Agent skill

audit-augmentation

Augments Trailmark code graphs with external audit findings from SARIF static analysis results and weAudit annotation files. Maps findings to graph nodes by file and line overlap, creates severity-based subgraphs, and enables cross-referencing findings with pre-analysis data (blast radius, taint, etc.).
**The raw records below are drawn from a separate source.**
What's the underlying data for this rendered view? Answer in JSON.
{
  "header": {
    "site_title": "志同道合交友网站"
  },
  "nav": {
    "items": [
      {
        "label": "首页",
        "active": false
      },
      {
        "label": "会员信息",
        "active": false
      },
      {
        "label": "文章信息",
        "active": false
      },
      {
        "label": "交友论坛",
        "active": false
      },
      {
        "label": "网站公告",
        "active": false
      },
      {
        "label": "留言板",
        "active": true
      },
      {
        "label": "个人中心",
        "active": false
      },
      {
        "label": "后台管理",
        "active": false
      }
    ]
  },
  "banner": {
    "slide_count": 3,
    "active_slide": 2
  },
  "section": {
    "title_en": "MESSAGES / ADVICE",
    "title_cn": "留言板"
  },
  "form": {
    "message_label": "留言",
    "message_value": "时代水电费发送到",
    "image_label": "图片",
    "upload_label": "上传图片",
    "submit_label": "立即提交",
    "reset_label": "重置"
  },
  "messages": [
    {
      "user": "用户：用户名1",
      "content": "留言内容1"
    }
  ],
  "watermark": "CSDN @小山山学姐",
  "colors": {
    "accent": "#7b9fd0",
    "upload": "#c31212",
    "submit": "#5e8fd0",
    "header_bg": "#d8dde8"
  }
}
Use when projecting SARIF results onto a code graph, overlaying weAudit annotations, cross-referencing Semgrep or CodeQL findings with call graph data, or visualizing audit findings in the context of code structure.

Stars 4,181
Forks 369

Install this agent skill to your Project

npx add-skill https://github.com/trailofbits/skills/tree/main/plugins/trailmark/skills/audit-augmentation

SKILL.md

Audit Augmentation

Projects findings from external tools (SARIF) and human auditors (weAudit) onto Trailmark code graphs as annotations and subgraphs.

When to Use

  • Importing Semgrep, CodeQL, or other SARIF-producing tool results into a graph
  • Importing weAudit audit annotations into a graph
  • Cross-referencing static analysis findings with blast radius or taint data
  • Querying which functions have high-severity findings
  • Visualizing audit coverage alongside code structure

When NOT to Use

  • Running static analysis tools (use semgrep/codeql directly, then import)
  • Building the code graph itself (use the trailmark skill)
  • Generating diagrams (use the diagramming-code skill after augmenting)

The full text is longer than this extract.